Si potrebbe alternativamente ottenere dei risultati penalizzando gli edifici inefficienti. Nel caso in cui il consumo sia in eccesso, per esempio oltre 50 kWh annui per m², si potrebbe aumentare proporzionalmente il costo dei combustibili ed impiegare queste risorse per premiare quei soggetti che possano provare un improvviso calo dei consumi associato ad una valida certificazione energetica del proprio immobile.
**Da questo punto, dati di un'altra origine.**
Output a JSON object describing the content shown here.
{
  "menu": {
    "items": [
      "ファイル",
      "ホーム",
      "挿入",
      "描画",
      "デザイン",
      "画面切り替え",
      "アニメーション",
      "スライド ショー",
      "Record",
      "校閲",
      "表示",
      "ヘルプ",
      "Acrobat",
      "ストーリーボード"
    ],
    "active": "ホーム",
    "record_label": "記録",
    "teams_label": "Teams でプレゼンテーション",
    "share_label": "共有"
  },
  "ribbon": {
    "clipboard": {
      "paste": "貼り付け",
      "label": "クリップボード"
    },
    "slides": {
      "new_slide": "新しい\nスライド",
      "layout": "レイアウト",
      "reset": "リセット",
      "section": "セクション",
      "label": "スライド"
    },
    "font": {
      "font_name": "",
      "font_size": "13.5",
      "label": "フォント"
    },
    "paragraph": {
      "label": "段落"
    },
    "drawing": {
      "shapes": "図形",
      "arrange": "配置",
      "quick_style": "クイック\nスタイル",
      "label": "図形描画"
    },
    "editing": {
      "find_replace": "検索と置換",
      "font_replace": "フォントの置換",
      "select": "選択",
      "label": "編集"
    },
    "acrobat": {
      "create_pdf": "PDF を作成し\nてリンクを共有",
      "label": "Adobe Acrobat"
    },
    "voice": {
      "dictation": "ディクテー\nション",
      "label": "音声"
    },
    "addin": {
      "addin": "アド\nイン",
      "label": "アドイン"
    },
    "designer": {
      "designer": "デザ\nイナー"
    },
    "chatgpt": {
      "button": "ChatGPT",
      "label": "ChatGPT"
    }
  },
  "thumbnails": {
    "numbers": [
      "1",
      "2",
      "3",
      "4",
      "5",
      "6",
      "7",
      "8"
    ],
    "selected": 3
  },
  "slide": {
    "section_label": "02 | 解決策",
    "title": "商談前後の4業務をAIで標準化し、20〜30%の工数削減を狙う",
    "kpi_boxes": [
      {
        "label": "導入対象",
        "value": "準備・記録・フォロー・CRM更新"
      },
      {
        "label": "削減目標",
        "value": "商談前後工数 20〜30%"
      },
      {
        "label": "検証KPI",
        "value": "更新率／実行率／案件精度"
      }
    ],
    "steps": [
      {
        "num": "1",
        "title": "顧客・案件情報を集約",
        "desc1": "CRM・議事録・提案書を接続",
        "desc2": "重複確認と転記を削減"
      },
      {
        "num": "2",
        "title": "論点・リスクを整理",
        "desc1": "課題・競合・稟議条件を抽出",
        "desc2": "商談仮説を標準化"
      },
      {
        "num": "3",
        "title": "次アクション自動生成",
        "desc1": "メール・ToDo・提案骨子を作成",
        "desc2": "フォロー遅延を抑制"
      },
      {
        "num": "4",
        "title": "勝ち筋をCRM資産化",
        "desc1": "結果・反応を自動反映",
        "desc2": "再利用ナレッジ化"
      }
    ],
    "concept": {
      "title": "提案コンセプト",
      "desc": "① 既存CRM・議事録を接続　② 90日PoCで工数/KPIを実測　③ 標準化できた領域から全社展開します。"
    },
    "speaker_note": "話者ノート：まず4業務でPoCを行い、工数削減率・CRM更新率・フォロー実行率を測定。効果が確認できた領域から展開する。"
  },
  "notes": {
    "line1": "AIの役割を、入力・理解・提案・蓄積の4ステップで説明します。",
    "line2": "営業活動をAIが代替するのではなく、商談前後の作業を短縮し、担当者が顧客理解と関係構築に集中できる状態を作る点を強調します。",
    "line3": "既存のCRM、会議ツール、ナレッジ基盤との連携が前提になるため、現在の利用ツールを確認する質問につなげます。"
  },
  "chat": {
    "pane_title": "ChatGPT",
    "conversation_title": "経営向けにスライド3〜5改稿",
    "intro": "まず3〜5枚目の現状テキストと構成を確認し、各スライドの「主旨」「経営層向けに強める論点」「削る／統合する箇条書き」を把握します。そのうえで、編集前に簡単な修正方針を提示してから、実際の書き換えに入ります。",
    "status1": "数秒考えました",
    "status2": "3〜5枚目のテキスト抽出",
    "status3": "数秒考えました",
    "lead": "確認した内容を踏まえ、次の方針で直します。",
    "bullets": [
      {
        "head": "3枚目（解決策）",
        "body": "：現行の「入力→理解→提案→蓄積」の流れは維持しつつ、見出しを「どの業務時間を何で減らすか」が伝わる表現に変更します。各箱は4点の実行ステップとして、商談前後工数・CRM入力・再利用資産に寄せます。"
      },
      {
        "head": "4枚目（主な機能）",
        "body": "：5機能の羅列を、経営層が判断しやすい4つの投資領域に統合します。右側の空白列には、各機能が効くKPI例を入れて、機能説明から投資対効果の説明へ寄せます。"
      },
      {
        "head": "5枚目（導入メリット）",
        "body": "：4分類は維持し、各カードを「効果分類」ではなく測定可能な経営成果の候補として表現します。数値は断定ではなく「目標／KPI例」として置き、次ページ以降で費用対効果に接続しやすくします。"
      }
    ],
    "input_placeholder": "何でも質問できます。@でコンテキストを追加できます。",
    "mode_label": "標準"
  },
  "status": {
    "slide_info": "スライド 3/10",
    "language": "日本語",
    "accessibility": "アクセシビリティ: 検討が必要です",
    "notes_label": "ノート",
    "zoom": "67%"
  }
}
Se poi si prevedessero prestiti a tasso agevolato, i risultati sarebbero ben più immediati ed evidenti senza passare per le lunghe e scoraggianti complicazioni burocratiche attuali.
Probabilmente questo è contrario alla logica del libero mercato in cui più si consuma meno si paga ma l’attuale situazione economica italiana richiede delle misure drastiche ed efficienti. Non meno importante è la considerazione che questo tipo di interventi costituiscano un vero e proprio volano per l’economia e mettano in moto un settore, quello delle ristrutturazioni energetiche, essenziale almeno per il prossimo decennio.